Diverse der Standortbestimmung dienende Rennen mussten abgesagt werden, erzählt Oxford-Ruderer Simon Gawlik, der einzige deutsche Teilnehmer in diesem Jahr. Und da beim Einwiegen der 1,86 Meter große und 92,6 Kilo schwere 24-Jährige und seine Kollegen an den Riemen pro Person nur 500 Gramm weniger auf die Waage brachten als die Lightblues aus Cambridge, sind Prognosen über den Rennausgang schwer zu treffen. Gilt das Mehrgewicht eigentlich als Vorteil, stehen die mit 75:79 Siegen noch hinterherrudernden Darkblues bei den Buchmachern dennoch etwas höher im Kurs. Gawlik, der auf der Sieben direkt hinter dem britischen Schlagmann Charlie Burkitt sitzt, betont zudem, dass sein Team äußerst hart gearbeitet habe, der Zusammenhalt bestens sei.
Für den Frankfurter erfüllt sich mit dem Platz im Oxford-Achter ein jahrelanger Traum. Seit er als Zwölfjähriger mit dem Rudern begann, habe er jedes Boat Race im Fernsehen verfolgt. Nun tritt er selbst in die Fußstapfen von 17 deutschen Vorgängern. Doch im Gegensatz zu vielen von ihnen, spielt der U23-Weltmeister im Doppelvierer von 2004 im Nationalteam des Deutschen Ruderverbandes keine Rolle mehr. 2005 noch einmal dabei, begann er nach einem sehr guten Abitur und zwei Semestern VWL in Frankfurt ein Wirtschaftsstudium an der renommierten US-Universität in Harvard. Das Studium, aber auch die Wettkampftermine der Universitätsliga im Rudern verhinderten Teilnahmen an den Auswahlverfahren für das deutsche Nationalteam. Doch Gawlik erschien das Angebot aus Harvard, für das er auch das Traditionsrennen gegen Yale bestritt, zu verlockend für einen Verzicht.
Rückkehr ins Nationalteam?
Die optimale Möglichkeit, Studium und Sport auf höchstem Niveau unter einen Hut zu bringen, bietet sich in den USA allerdings nur den Bachelor-Studenten. Nach seinem Abschluss im vergangenen Jahr suchte der in seiner Heimat für den RC Nassovia Frankfurt-Höchst startende Gawlik deshalb einen neuen Studienplatz und fand ihn für ein Jahr im Bereich Management in Oxford.

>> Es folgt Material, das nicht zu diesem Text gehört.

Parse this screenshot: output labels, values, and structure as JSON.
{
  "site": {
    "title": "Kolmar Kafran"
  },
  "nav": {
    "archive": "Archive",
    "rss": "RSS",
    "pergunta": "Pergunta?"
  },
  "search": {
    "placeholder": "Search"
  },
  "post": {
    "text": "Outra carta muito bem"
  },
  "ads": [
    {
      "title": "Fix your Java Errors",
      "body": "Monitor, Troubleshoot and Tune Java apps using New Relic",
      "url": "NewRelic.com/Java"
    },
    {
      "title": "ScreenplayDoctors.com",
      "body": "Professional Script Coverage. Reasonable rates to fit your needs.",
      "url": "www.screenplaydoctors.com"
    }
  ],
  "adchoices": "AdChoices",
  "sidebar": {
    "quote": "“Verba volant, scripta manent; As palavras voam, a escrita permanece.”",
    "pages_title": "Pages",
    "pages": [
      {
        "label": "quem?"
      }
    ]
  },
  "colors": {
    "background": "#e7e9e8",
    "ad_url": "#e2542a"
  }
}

"Anfangs hat man mir abgeraten, in meiner Bewerbung das Rudern zu nennen", erklärt er. Den Professoren sei es wichtig, dass man sein Studium ernst nehme; sie hätten deshalb gar nicht so gerne Sportler im Hörsaal. Habe man sie aber erst einmal vom Studieneifer überzeugt, leisteten sie Hilfe.
Wie es nach dem großen Rummel um das Boat Race im Sommer für Gawlik weitergeht, darüber ist er sich noch nicht im Klaren. Natürlich liebäugelt er damit, zurückzukehren ins deutsche Nationalteam und es vielleicht sogar bis zu den Olympischen Spielen 2012 nach London zu schaffen. Seine berufliche Laufbahn will der ehrgeizige junge Mann allerdings nicht aus dem Blick verlieren, "es ist schwer genug, Arbeit zu finden", sagt er. Und die Wirkung eines Studiums in Harvard oder Oxford "entfaltet sich auch eher in den USA oder Großbritannien". Vielleicht aber hilft ja bei einem sportaffinen Unternehmenschef ein Sieg im Boat Race weiter.